Sunday, March 7, 2010

Shrimp and Fish Ceviche

My sister’s post about ceviche inspired me to learn more about this flavorsome and healthy dish. I tried for the first time in Mexico. As she said, it is considered a national dish in Peru but many countries in Latin America have their version of this mouth-watering food. It has been one of South America's best-kept secret for centuries, but ceviche is becoming a popular appetizer and it is gaining popularity in North America.

There is a theory that ceviche was created during the ancient Inca civilization in which people used to eat a salted and marinated fish dish. The Spanish contributed the Mediterranean custom of using lemons and onions.

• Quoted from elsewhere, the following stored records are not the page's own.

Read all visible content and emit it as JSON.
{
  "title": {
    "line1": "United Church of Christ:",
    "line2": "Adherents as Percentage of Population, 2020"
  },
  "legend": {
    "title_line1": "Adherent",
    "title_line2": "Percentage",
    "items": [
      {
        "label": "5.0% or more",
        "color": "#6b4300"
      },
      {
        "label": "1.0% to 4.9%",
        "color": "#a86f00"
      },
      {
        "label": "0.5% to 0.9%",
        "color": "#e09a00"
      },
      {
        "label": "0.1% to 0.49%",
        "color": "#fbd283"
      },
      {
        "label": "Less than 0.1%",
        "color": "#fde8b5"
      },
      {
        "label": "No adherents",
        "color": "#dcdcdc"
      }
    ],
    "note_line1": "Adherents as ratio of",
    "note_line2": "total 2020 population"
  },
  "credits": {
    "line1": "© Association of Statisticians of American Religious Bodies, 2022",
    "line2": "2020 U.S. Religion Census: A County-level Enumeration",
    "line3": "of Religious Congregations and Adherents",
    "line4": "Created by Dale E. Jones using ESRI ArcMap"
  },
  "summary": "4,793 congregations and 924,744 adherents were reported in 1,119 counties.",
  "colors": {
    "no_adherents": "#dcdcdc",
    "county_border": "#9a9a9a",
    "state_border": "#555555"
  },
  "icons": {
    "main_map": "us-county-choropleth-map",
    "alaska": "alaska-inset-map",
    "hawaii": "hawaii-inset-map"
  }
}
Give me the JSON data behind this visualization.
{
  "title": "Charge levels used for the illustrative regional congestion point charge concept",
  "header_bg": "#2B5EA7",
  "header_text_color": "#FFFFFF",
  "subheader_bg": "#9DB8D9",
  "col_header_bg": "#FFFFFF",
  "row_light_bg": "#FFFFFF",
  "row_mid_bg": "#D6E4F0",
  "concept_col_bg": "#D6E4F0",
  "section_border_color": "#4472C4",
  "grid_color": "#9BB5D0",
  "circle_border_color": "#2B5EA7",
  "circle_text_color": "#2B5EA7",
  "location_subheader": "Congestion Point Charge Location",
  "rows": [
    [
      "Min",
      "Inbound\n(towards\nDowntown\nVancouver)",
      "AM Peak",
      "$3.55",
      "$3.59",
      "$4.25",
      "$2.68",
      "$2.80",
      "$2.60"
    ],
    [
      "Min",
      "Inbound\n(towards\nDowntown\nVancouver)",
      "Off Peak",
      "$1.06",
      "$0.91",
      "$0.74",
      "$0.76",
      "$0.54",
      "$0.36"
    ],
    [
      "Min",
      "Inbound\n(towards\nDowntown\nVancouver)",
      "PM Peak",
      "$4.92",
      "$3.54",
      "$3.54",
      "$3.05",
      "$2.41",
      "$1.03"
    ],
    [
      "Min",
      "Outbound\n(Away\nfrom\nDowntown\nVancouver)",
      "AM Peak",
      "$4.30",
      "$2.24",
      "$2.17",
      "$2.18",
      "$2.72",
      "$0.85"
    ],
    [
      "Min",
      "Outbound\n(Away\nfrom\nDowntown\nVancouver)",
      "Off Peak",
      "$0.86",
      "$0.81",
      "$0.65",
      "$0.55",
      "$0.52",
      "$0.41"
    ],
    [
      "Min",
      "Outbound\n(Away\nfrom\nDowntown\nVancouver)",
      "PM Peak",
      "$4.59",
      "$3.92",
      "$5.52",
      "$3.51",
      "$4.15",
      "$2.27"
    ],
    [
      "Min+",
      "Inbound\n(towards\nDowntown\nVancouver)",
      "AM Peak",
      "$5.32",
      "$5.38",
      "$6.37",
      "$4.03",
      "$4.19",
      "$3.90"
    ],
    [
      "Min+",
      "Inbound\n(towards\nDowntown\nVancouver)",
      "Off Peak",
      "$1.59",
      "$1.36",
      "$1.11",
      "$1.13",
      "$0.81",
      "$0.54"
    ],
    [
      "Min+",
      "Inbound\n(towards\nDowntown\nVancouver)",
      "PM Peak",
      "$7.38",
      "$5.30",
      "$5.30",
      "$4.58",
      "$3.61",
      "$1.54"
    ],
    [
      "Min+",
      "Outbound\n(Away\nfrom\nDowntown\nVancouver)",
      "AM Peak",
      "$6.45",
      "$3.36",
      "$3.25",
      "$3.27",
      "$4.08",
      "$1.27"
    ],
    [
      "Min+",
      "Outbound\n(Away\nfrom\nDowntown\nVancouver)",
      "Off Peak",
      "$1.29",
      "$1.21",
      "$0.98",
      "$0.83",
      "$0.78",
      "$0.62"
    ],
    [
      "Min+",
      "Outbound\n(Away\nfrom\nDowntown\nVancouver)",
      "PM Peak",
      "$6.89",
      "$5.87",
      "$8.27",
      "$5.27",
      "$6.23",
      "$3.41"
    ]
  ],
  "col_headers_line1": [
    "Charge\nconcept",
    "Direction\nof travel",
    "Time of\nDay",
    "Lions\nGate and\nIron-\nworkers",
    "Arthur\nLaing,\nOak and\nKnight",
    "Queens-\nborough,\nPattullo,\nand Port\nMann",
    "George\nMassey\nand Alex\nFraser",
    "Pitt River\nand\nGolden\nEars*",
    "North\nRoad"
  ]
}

Many Latin American countries have their own version of ceviche (or seviche). In Peru, it is served with slices of cold sweet potatoes or corn-on-the-cob. In Ecuador, it is often served in a large bowl with the guests helping themselves. In Panama, ceviche is accompanied by little pastry shells called “canastitas”. In Mexico, it is usually served with toasted tortillas.

Ceviche is a seafood dish cooked with acidic juices (lemon or lime juice) instead of heat.

It can be eaten as a first course or main dish, depending on what is served with it. I have restaurant quality ceviche recipe for you that anyone can make at home:


2 lb of fresh tilapia or sea bass (or other firm white fish), skinless and boneless
1/3 cup of fresh lime juice
½ cup of lemon juice
¼ cup of tomato juice
¼ cup of kennel corn (optional)
¼ teaspoon of ground cayenne pepper (optional)
1 garlic clove, minced
1 cup of red onions, finely chopped
½ cup of cilantro, chopped
10 oz of medium cooked shrimp, thawed and divined (tail off)
Salt, to taste

Cut fish fillets into ½ inch cubes. In a ceramic or glass casserole pan, place the fish, tomato juice, salt, cayenne pepper, lemon and lime juice. Gently mix ingredients to combine. All the fish needs to be covered with lemon and lime juices. Refrigerate for about 3 hours covered. Stir fish to ensure it is cooking evenly.

Stir in the remaining ingredients with the exception of the cilantro. Refrigerate for another 6 hours or overnight.

You know the fish is cooked when it has turned from translucent and pinkish to completely opaque and white.

Stir in corn and cilantro before serving. Serve it with corn chips, lime wedges and avocado slices on the side.


  1. i used to eat fish and would have loved a dish like this. im vegetarian now tho lol!